Is Clinical Psychology Broken?
The distinguished panelists gathered for “The Future of Clinical Psychology,” a special event at the APS 22nd Annual Convention, agreed on one thing: People in the United States can be getting better mental health care. Everything else proved fair game for lively debate.
The event grew out of controversy sparked by a Psychological Science in the Public Interest (PSPI) report that proposed a new system of accrediting clinical psychology doctoral training programs. Currently, such programs are accredited by the American Psychological Association. The authors of the PSPI report contend that the existing accreditation system fails to ensure that clinical training programs produce practitioners who are versed in empirically validated treatments. The newly proposed system, called the Psychological Clinical Science Accreditation System (PCSAS), aims to create a new generation of therapists grounded in scientific thinking.
“One of the goals of creating the new accreditation system is … to really try and identify a particular approach to training that’s at the highest possible level of quality — that’s emphasizing research training,” said panelist and PCSAS Executive Director Richard McFall, Indiana University, a coauthor of the PSPI report. “Our accreditation system is really aimed at advancing the science of clinical psychology with an eye toward improving the health care and well-being of our citizens.”
Representing APA, APS Fellow Steven Breckler acknowledged that the basic problem of improving mental health care exists. But the newly proposed system doesn’t provide any solutions, he argued.
“Our view is that there are far more productive avenues to explore in addressing the problem than opening the Pandora’s box of yet another accreditation system,” said Breckler, who heads the science staff at APA.
One of these avenues is getting the work of clinical researchers into the hands of therapists in a form they can read, understand, and apply to their practice. Medicine has mastered this process. So has psychiatry. Yet psychology has not, said Breckler, in part because there’s “a poor appreciation for the life of a practicing psychologist on the front line.”
The panel, which was moderated by Joe Palca of National Public Radio, included two related experts who weighed in on the matter: APS Fellow Antonette Zeiss of the U.S. Department of Veteran Affairs, and APS Fellow Bruce Cuthbert of the National Institute of Mental Health.
In the ideal world, said Zeiss, all VA therapists would be trained as both clinicians and researchers.
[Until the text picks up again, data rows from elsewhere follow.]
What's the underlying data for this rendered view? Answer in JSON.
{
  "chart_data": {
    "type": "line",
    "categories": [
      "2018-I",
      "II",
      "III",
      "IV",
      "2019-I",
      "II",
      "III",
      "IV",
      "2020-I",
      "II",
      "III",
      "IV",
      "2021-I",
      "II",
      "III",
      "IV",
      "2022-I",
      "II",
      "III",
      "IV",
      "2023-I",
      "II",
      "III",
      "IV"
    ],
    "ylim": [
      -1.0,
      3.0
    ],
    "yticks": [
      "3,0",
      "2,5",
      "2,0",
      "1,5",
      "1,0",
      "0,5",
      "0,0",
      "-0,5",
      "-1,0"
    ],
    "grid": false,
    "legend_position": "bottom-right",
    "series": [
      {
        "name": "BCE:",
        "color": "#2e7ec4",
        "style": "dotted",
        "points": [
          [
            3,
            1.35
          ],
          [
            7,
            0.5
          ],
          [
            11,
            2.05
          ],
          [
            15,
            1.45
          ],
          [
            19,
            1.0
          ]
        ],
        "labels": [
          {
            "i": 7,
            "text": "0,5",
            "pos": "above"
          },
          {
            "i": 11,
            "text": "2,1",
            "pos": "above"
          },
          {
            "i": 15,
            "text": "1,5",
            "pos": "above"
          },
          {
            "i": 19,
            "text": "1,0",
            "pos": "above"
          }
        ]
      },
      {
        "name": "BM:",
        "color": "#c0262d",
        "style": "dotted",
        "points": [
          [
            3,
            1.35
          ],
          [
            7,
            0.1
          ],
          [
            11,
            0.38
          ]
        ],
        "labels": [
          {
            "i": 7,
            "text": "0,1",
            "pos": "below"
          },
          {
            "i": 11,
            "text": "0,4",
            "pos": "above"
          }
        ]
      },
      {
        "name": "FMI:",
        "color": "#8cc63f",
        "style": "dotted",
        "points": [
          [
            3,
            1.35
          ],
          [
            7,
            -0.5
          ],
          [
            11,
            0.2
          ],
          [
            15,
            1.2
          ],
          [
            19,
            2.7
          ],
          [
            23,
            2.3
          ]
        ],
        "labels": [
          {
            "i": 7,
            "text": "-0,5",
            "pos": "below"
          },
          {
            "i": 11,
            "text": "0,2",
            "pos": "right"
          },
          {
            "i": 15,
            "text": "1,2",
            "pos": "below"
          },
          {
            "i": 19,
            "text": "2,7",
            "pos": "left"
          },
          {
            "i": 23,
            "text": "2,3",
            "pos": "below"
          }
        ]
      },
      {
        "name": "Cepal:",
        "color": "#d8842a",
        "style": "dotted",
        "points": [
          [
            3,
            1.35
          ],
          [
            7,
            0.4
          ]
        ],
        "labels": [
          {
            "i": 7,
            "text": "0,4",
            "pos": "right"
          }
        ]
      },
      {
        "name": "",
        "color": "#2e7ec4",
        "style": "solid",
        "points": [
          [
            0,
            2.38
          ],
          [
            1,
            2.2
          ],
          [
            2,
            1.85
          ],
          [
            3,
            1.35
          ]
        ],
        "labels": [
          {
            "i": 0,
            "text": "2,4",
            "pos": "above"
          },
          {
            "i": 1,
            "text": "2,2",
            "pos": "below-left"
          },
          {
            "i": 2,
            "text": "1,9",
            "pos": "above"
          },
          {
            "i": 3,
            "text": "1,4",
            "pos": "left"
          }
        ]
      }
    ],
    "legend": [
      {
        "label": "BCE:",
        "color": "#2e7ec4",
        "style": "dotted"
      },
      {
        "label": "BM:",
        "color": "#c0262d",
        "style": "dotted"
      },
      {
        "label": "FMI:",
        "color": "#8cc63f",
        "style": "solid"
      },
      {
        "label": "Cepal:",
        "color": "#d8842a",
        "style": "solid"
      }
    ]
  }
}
But the simple truth is that many licensed professionals aren’t familiar with all the latest evidence-based treatments, so the VA has developing its own, supplemental training system.
“I would love it if more people came to us already having had experience being trained to fully deliver these therapies, but in the meantime we’re stepping up to do what we can,” she said.
The bottom line, according to Zeiss, is that all possible therapies have to be available to patients, so they can work with clinicians to find the one best suited to their problem.
“How far we can push away from that [ideal] model in both directions — how much researchers can do a good job without clinical training, and how much clinicians can do a good job without research training — is a work in progress,” she said.
Cuthbert suggested that doctoral-trained clinical psychologists may be headed toward a day when they do less therapy and more oversight of nurses, masters-level practitioners, and others who can deliver care in a large number of cases.
“It could be that one of the roles for the clinical psychologist of the future is not so much as an hourly wage person delivering one-on-one therapy, but rather having the skills to organize, coordinate, and direct teams of professionals,” he said.
Toward the end of the discussion, Breckler argued that the new accreditation system doesn’t address the current shortage of therapists, because it only trains the trainers. McFall contended that the point of the system is more general — to “lead the way” into a new, highly scientific era of clinical psychology.